Purpose: Aedes aegypti is a mosquito responsible for transmitting mainly dengue, zika, and chikungunya. In low- and middle-income countries, controlling the spread of this mosquito poses a major public health challenge. Currently, Aedes aegypti control policies are extremely important for lowering the risk of potential arbovirus outbreaks. One of the effective strategies for combating the burden of mosquito-borne arboviruses are the pre-emptive predictions and forecasts for future outbreaks. In this sense, we, therefore, apply machine learning using a spatiotemporal approach to build distribution maps of Aedes aegypti breeding sites in Recife.
Methods: We obtained data from Aedes aegypti breeding sites and climatic factors in Recife City during 2013-2014. From the information of the breeding sites, bimonthly spatial distribution maps of the breeding sites were generated using the Inverse Distance Interpolation (IDW). We generated monthly spatial distribution maps of climatic variables (temperature, rainfall, and wind speed) using the same method.
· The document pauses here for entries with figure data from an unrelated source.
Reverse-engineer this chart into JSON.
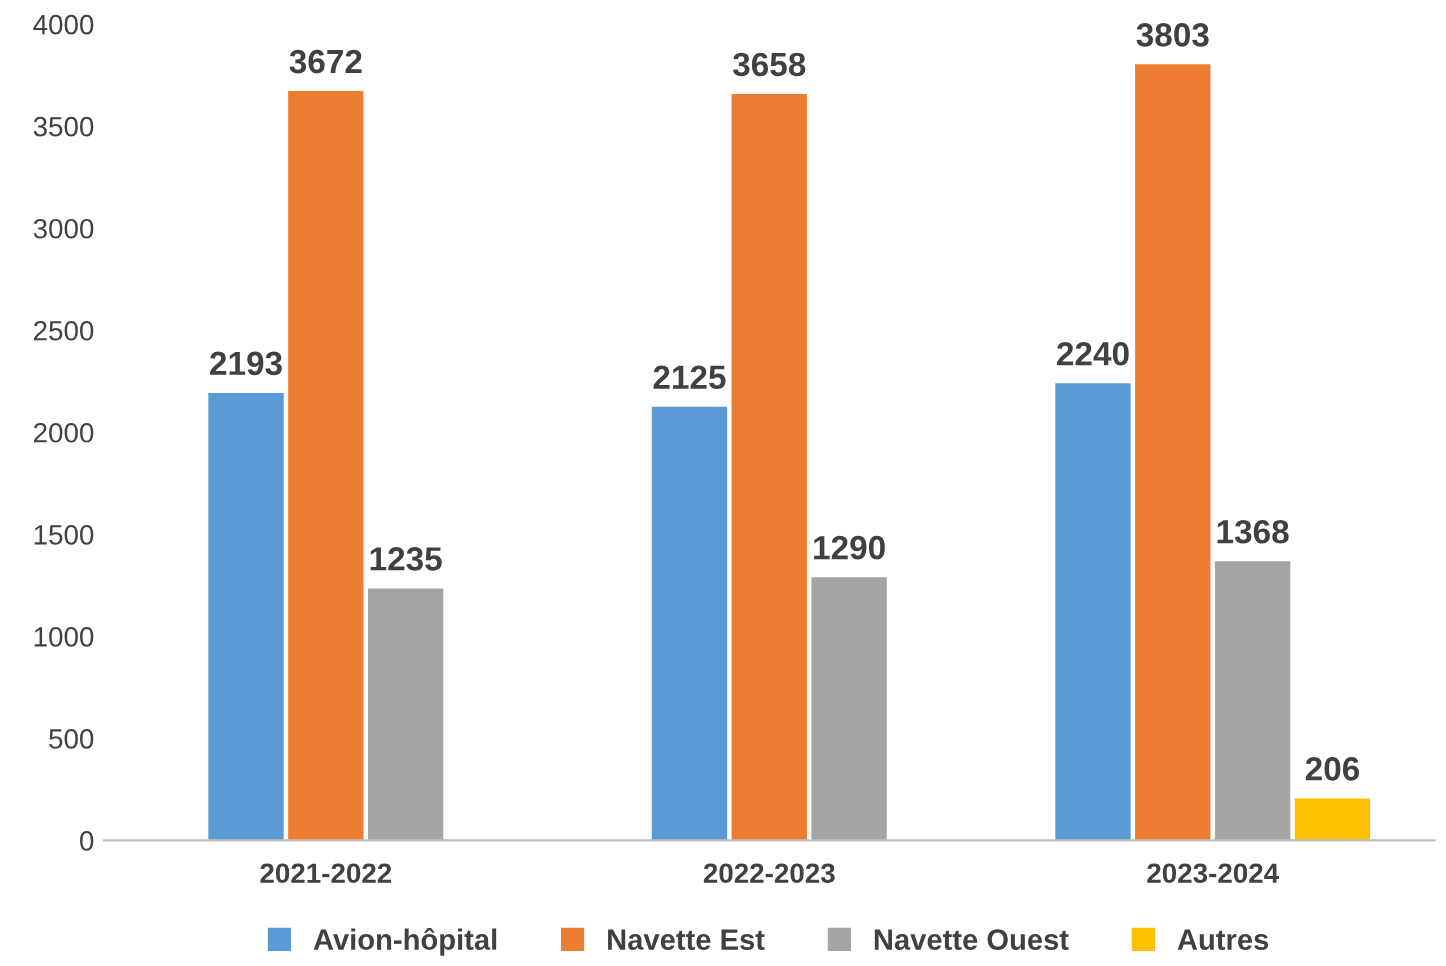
{
  "chart_data": {
    "type": "bar",
    "categories": [
      "2021-2022",
      "2022-2023",
      "2023-2024"
    ],
    "series": [
      {
        "name": "Avion-hôpital",
        "color": "#5b9bd5",
        "values": [
          2193,
          2125,
          2240
        ]
      },
      {
        "name": "Navette Est",
        "color": "#ed7d31",
        "values": [
          3672,
          3658,
          3803
        ]
      },
      {
        "name": "Navette Ouest",
        "color": "#a5a5a5",
        "values": [
          1235,
          1290,
          1368
        ]
      },
      {
        "name": "Autres",
        "color": "#ffc000",
        "values": [
          null,
          null,
          206
        ]
      }
    ],
    "ylim": [
      0,
      4000
    ],
    "yticks": [
      0,
      500,
      1000,
      1500,
      2000,
      2500,
      3000,
      3500,
      4000
    ],
    "grid": false,
    "legend": "bottom",
    "data_labels": true
  }
}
From the generated distribution maps, several models were evaluated, among them: support vector regressor, multilayer perceptron, random forest, and linear regression. The model performance was evaluated according to Pearson's correlation coefficient and percentage root relative squared error (RRSE%) metrics.
Results: Among the evaluated regressors, the 3-degree polynomial-kernel support vector regressor showed superior performance compared to the other regressors evaluated. For this regressor, the correlation coefficient was on average 0.9875 (and standard deviation of 0.01) while the RRSE% metric was on average 14.60%.
Conclusion: Machine learning proved to be a promising tool in predicting the Aedes aegypti breeding sites’ spatial distribution in the city of Recife. The spatiotemporal predictions pointed out that neighborhoods with low income and lack of water supply are presented with elevated concentrations of mosquito breeding sites. The findings of this work can support health authorities in decision-making linked to policies for reducing the burden of mosquito infestation, while at the same time allowing authorities to optimize their limited resources in low-resource settings.